Now we’ll learn how to handle and plot raster (pixel) spatial data. First we’ll need to load the terra and tidyterra packages. These packages include lots of functions for handling and summarizing raster data (terra) and plotting it with ggplot2 (tidyterra). We’ll also load the rpaleoclim package which allows us to access paleo-environmental data from the paleoclim website.

library(terra)
library(tidyterra)
library(rpaleoclim)

Let’s use environmental data from the last glacial maximum (LGM, ~21,000 years ago). We’ll first preview what the temperature and precipitation maps look like.
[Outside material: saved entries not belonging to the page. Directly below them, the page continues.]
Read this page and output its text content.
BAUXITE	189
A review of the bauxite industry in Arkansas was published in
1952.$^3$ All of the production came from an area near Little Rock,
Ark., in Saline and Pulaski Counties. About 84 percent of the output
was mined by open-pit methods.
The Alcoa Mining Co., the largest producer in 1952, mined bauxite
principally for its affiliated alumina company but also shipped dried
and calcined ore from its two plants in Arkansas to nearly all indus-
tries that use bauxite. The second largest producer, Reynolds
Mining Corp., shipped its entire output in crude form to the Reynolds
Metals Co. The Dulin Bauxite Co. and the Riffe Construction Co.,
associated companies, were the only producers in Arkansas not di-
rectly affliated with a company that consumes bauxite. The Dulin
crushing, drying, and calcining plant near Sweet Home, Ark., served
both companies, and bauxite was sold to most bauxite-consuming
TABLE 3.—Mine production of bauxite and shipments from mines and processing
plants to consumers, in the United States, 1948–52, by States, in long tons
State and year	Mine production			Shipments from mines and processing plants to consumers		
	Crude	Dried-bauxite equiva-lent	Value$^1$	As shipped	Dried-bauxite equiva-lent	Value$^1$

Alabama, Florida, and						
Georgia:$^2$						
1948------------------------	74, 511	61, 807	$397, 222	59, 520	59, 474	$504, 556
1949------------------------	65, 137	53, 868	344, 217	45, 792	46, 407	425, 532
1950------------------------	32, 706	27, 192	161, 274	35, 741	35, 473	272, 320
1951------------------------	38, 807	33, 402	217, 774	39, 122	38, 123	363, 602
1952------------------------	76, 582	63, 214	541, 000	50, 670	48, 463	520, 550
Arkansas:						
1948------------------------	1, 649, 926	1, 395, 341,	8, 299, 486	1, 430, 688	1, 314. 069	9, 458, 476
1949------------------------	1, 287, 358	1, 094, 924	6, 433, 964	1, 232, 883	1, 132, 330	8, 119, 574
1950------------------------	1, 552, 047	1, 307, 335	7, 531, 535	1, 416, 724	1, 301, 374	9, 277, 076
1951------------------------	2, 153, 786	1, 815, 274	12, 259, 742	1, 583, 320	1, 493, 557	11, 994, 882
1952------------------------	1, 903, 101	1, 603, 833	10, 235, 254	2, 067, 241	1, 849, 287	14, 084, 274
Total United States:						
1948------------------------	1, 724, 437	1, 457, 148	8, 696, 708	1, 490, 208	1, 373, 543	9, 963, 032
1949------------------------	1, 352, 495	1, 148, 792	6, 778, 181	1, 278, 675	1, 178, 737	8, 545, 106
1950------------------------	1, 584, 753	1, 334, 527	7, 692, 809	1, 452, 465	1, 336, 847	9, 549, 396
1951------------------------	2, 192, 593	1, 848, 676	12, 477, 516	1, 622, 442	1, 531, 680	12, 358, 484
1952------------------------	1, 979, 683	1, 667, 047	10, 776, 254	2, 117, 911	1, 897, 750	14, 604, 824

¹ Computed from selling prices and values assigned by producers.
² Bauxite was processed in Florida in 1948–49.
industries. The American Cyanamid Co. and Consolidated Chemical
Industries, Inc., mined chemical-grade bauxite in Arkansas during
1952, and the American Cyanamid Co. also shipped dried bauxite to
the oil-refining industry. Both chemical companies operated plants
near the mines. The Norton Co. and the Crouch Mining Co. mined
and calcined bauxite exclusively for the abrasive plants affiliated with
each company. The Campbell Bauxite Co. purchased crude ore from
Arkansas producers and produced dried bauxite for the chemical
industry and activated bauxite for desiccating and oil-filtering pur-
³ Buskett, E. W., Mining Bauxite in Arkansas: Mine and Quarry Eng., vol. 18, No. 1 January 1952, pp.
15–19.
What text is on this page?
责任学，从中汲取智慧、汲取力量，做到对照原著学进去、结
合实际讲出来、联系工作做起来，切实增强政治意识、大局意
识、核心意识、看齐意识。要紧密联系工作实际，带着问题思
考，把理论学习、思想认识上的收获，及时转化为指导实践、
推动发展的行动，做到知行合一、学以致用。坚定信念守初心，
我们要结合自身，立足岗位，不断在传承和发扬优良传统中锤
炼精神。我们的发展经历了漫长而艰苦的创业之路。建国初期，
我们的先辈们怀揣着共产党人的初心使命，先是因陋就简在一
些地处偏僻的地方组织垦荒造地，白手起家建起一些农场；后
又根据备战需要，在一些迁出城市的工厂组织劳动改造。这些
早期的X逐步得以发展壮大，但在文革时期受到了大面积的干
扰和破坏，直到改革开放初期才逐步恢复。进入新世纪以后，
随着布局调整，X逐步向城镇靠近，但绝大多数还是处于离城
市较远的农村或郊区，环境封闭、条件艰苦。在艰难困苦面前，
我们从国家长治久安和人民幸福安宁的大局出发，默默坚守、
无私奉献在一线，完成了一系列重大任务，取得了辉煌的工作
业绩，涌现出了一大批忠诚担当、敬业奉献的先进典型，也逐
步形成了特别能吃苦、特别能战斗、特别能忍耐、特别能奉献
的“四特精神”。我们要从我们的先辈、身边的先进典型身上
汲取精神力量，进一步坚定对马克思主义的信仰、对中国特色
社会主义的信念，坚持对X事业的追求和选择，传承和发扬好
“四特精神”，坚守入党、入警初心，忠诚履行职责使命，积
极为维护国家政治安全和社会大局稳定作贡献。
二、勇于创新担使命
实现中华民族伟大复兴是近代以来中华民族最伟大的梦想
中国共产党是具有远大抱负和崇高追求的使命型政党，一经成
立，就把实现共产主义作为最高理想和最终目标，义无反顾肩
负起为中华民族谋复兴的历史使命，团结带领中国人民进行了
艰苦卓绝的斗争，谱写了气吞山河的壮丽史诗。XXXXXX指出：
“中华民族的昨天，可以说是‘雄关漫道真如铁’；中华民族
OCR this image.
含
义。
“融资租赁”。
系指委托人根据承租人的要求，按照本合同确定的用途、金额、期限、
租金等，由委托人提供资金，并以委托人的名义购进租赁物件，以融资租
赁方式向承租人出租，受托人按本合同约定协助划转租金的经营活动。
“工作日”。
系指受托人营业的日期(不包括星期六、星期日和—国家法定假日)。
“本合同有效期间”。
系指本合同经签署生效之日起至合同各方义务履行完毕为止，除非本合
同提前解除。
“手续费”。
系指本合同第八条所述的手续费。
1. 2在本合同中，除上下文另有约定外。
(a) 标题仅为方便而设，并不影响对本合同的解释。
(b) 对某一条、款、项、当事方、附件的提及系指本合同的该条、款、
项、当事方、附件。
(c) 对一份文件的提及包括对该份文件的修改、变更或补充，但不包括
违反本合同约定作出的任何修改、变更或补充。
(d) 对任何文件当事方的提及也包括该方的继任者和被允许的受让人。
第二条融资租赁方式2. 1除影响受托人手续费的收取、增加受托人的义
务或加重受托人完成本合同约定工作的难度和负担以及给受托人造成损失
We’ll use the autoplot() function from tidyterra to plot these two environmental variables of interest.

# Get climate variables for last glacial maximum
Pclim_lgm <- paleoclim(period = "lgm", resolution = "10m")
# Plot temperature (the original values are ºC*10)
autoplot(Pclim_lgm$bio_1/10)

# Plot precipitation in mm/year
autoplot(Pclim_lgm$bio_12)

The autoplot() function acts as a wrapper for ggplot() and tidyterra::geom_spatraster(). You can also use those functions individually and add additional ggplot2 commands to make a customized figure:

ggplot() +
  geom_spatraster(data = Pclim_lgm$bio_1/10) +
  geom_sf(data = tetrapods_sf) +
  geom_sf(data = bbox) +
  coord_sf(crs = st_crs("ESRI:54030")) +
  scale_fill_viridis_c(name = "Temperature (ºC)", na.value = "white") +
  theme_classic()

Combining plots

Let’s take this moment to learn how to combine different plots into a single figure. For this example we’ll use the ggarrange2() function from deeptime; however, there are many other options, including the cowplot and patchwork packages.

# Convert temperature data to sf
gg1 <- ggplot() +
  geom_spatraster(data = Pclim_lgm$bio_1/10) +
  geom_sf(data = tetrapods_sf, aes(color = as.factor(class))) +
  geom_sf(data = bbox) +
  coord_sf(crs = st_crs("ESRI:54030")) +
  scale_fill_viridis_c(name = "Temperature (ºC)", option = "magma",
                       na.value = "white") +
  scale_color_manual(values = c("black", "royalblue3", "seagreen1"),
                     name = "Class") +
  theme_classic() +
  theme(legend.box = "horizontal")
gg2 <- ggplot() +
  geom_spatraster(data = Pclim_lgm$bio_12) +
  geom_sf(data = tetrapods_sf, aes(color = as.factor(diet))) +
  geom_sf(data = bbox) +
  coord_sf(crs = st_crs("ESRI:54030")) +
  scale_fill_viridis_c(name = "Precipitation (mm/yr)",
                       na.value = "white") +
  scale_color_manual(values = c("slateblue1", "red4","maroon2","yellow2"),
                     name = "Diet") +
  theme_classic() +
  theme(legend.box = "horizontal")

ggarrange2(gg1, gg2, ncol = 1)

Note that these functions for combining plots work for any kinds of ggplot2 plots, not just spatial ones.

Paleomaps

Finally, as paleontologists, we are often interested in the paleocoordinates of fossils. In order to visualize these, we’ll first need to estimate the paleocoordinates of our fossils. As you’ve already learned, we can use the palaeorotate() function to achieve this. For time’s sake, we’ll only look at Early Permian occurrences.

tetrapods_subset <- tetrapods[tetrapods$mid_age == 285.7, ]
tetrapods_GOLONKA <- palaeorotate(tetrapods_subset, age = "mid_age", 
                                   method = "point", model = "GOLONKA")

tetrapods_GOLONKA_sf <- st_as_sf(tetrapods_GOLONKA,
                                 coords = c("p_lng", "p_lat"),
                                 crs = "+proj=longlat +datum=WGS84 +no_defs")
nrow(tetrapods_GOLONKA_sf)
[1] 15

Looks like we only have 15 occurrences from this interval. Next, we can use the reconstruct() function from the rgplates package to retrieve a paleomap of the continents during the Early Permian. We can combine these two sets of data to generate a beautiful map:

library(rgplates)
plates <- reconstruct("coastlines", age = 285.7, model = "GOLONKA")

ggplot() +
  geom_sf(data = plates, fill = "azure4", color = NA) +
  geom_sf(data = tetrapods_GOLONKA_sf, color = "red") +
  geom_sf(data = bbox) +
  coord_sf(crs = st_crs("ESRI:54030")) +
  theme_classic()

As you can see, our 15 Early Permian occurrences are from only two sites, both fairly close to each other. Regardless, that’s a pretty nice plot! We’ll leave it to you to make plots for other time intervals!